Geçen yıl Ağustos ayında yaşanan krizden sonra döviz kurları ve faizlerdeki yükseliş ile enflasyonda yaşanan artışların yanı sıra şirketlerin ekonomik sıkıntıya girmesi sonucunda konkordato talepleri ve diğer bazı göstergeler ekonomide karamsallığa yol açmıştı.

Kurumsal düzeyde alınan önlemler ve bazı sektörlerde yaşanan yükselişler, ekonomik gelişmenin seyri, ekonomide düzelme umudunu arttırdı. Cari açığın fazla vermesi ve döviz kurlarındaki düşüş ekonomideki canlanma için yeni bir yol haritasının yapılması gereği ortaya çıktı.

Yeni yol haritasının odağında vergi düzenlemeleri gelmektedir. Vergide yapılacak yeni düzenlemeler, ekonominin önünü açacak ve özendirecek özelliklere sahip olmalıdır. Vergi düzenlemelerinde beklenen değişiklik, sektörlerin niteliğine göre vergi oranlarında indirim yapılması şeklindedir. Ancak bu beklenti, ekonominin canlanmasına sürdürülebilir bir yaklaşım değildir. Asıl yapılması gereken şey, vergi düzenlemelerinin doğrudan vergilendirme esasına dayandırılmasıdır. Türkiye'de dolaylı vergilerin oranı yüzde 76, dolaysız vergilerin oranı yüzde 24 olduğu sürece ekonomiye vergi düzenlemeleriyle bir katkı sağlamak mümkün değildir.

Vergi tahsilatındaki bu dağılımın değişebilmesi için kayıtdışı ekonominin kontrol altına alınmasıyla mümkün olabilir.
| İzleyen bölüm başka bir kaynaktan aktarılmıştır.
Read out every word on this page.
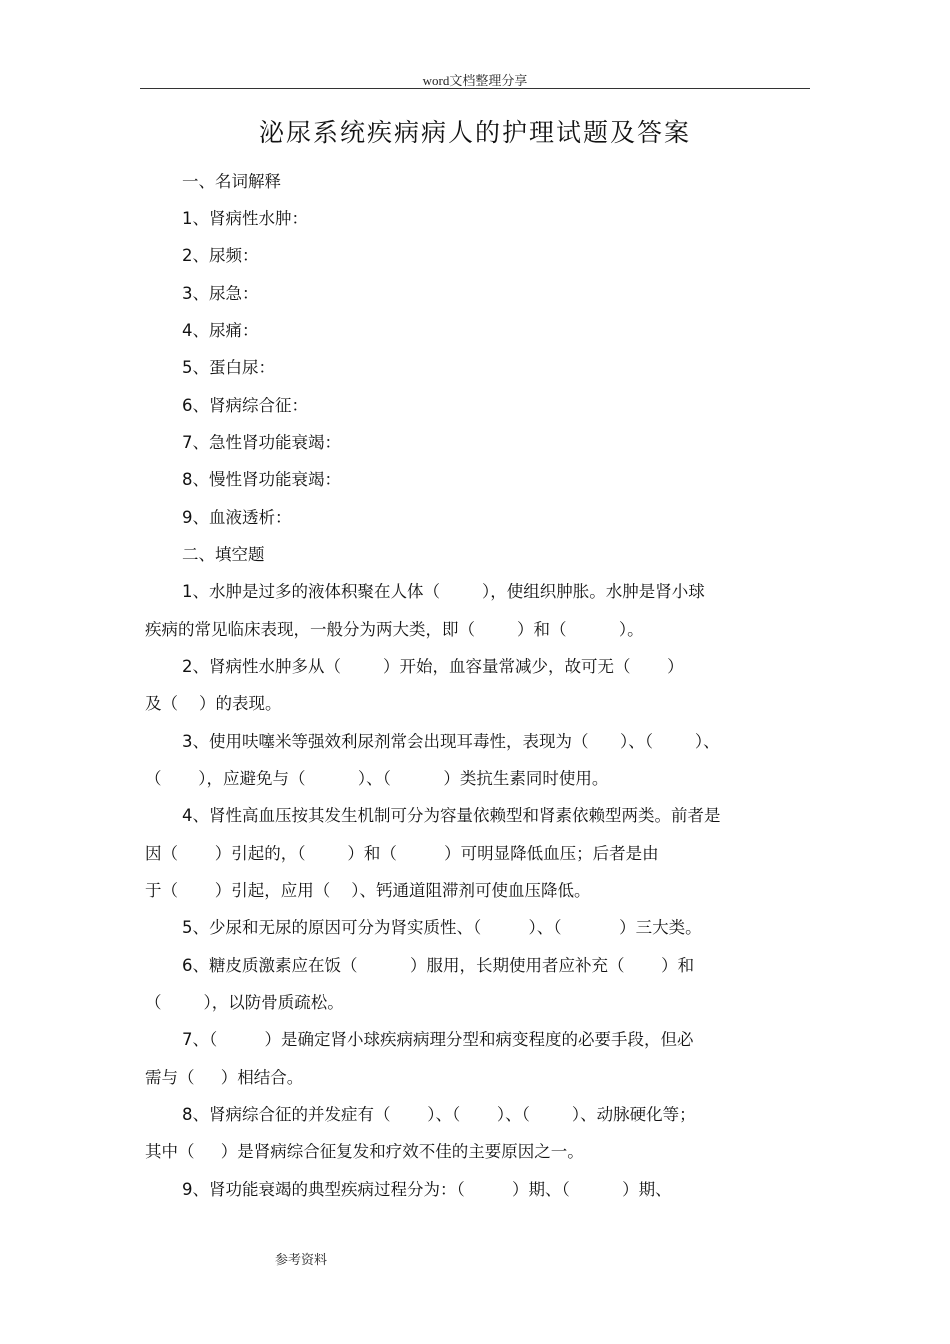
word文档整理分享
泌尿系统疾病病人的护理试题及答案
一、名词解释
1、肾病性水肿：
2、尿频：
3、尿急：
4、尿痛：
5、蛋白尿：
6、肾病综合征：
7、急性肾功能衰竭：
8、慢性肾功能衰竭：
9、血液透析：
二、填空题
1、水肿是过多的液体积聚在人体（        ），使组织肿胀。水肿是肾小球
疾病的常见临床表现，一般分为两大类，即（        ）和（          ）。
2、肾病性水肿多从（        ）开始，血容量常减少，故可无（       ）
及（    ）的表现。
3、使用呋噻米等强效利尿剂常会出现耳毒性，表现为（      ）、（        ）、
（       ），应避免与（          ）、（          ）类抗生素同时使用。
4、肾性高血压按其发生机制可分为容量依赖型和肾素依赖型两类。前者是
因（       ）引起的，（        ）和（         ）可明显降低血压；后者是由
于（       ）引起，应用（    ）、钙通道阻滞剂可使血压降低。
5、少尿和无尿的原因可分为肾实质性、（         ）、（           ）三大类。
6、糖皮质激素应在饭（          ）服用，长期使用者应补充（       ）和
（        ），以防骨质疏松。
7、（         ）是确定肾小球疾病病理分型和病变程度的必要手段，但必
需与（     ）相结合。
8、肾病综合征的并发症有（       ）、（       ）、（        ）、动脉硬化等；
其中（     ）是肾病综合征复发和疗效不佳的主要原因之一。
9、肾功能衰竭的典型疾病过程分为：（         ）期、（          ）期、
参考资料
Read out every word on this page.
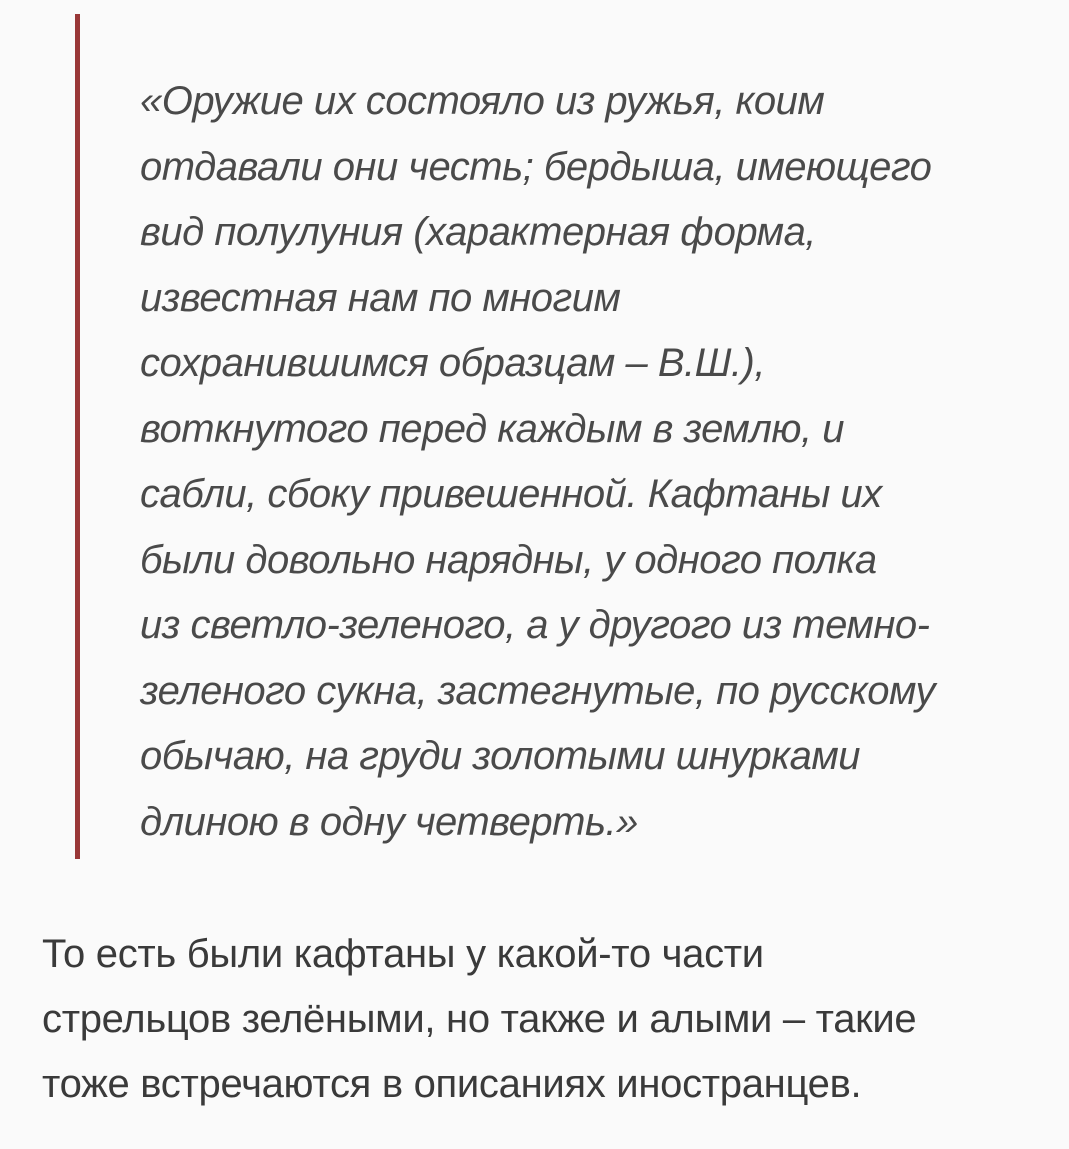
«Оружие их состояло из ружья, коим
отдавали они честь; бердыша, имеющего
вид полулуния (характерная форма,
известная нам по многим
сохранившимся образцам – В.Ш.),
воткнутого перед каждым в землю, и
сабли, сбоку привешенной. Кафтаны их
были довольно нарядны, у одного полка
из светло-зеленого, а у другого из темно-
зеленого сукна, застегнутые, по русскому
обычаю, на груди золотыми шнурками
длиною в одну четверть.»

То есть были кафтаны у какой-то части
стрельцов зелёными, но также и алыми – такие
тоже встречаются в описаниях иностранцев.
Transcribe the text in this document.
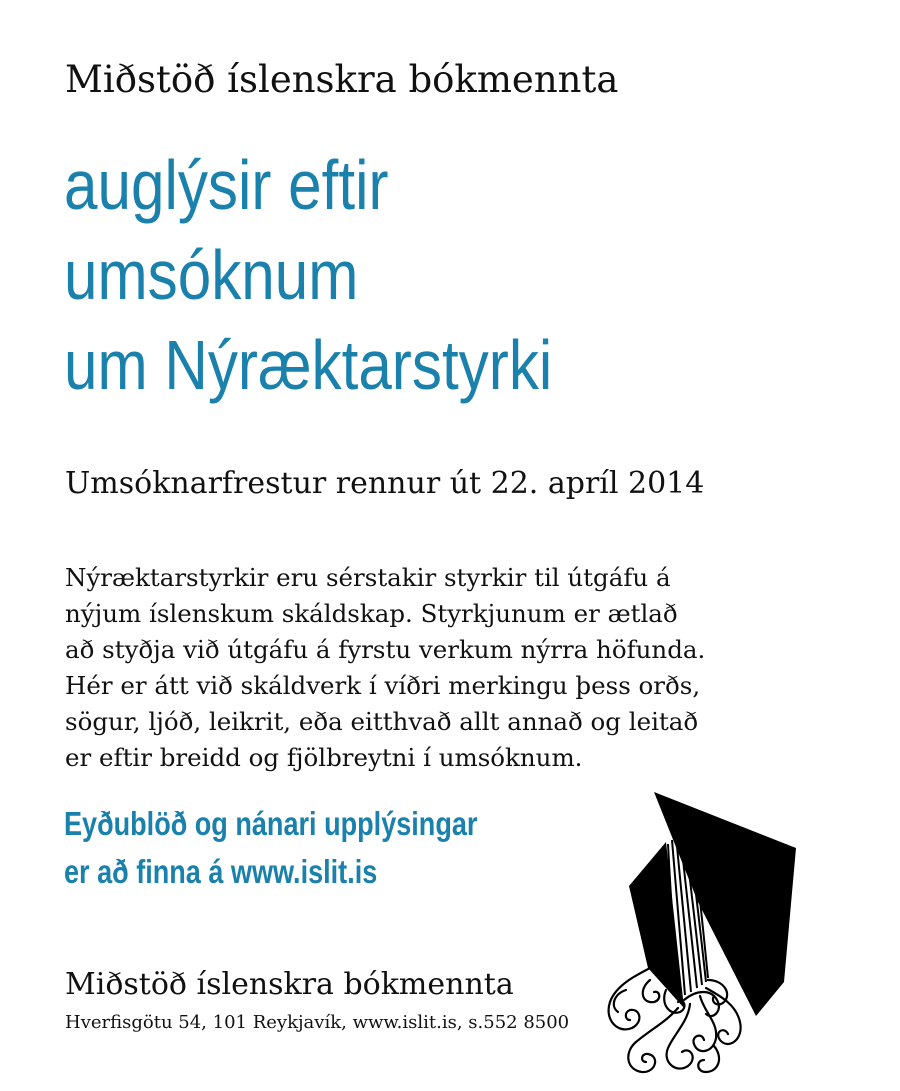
Miðstöð íslenskra bókmennta
auglýsir eftir
umsóknum
um Nýræktarstyrki
Umsóknarfrestur rennur út 22. apríl 2014
Nýræktarstyrkir eru sérstakir styrkir til útgáfu á
nýjum íslenskum skáldskap. Styrkjunum er ætlað
að styðja við útgáfu á fyrstu verkum nýrra höfunda.
Hér er átt við skáldverk í víðri merkingu þess orðs,
sögur, ljóð, leikrit, eða eitthvað allt annað og leitað
er eftir breidd og fjölbreytni í umsóknum.
Eyðublöð og nánari upplýsingar
er að finna á www.islit.is
Miðstöð íslenskra bókmennta
Hverfisgötu 54, 101 Reykjavík, www.islit.is, s.552 8500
Bu amaçla verginin tabana yayılması vergi mükellefiyetlerinin beyan esasına dönüştürülmesi ve ekonomik denetim düzenin kurulması şarttır. Bu felsefeden yola çıkılarak yaptırılacak vergi düzenlemelerinde verginin ekonomik faaliyetleri destekleyen düzeyde ve yapıda olmalıdır.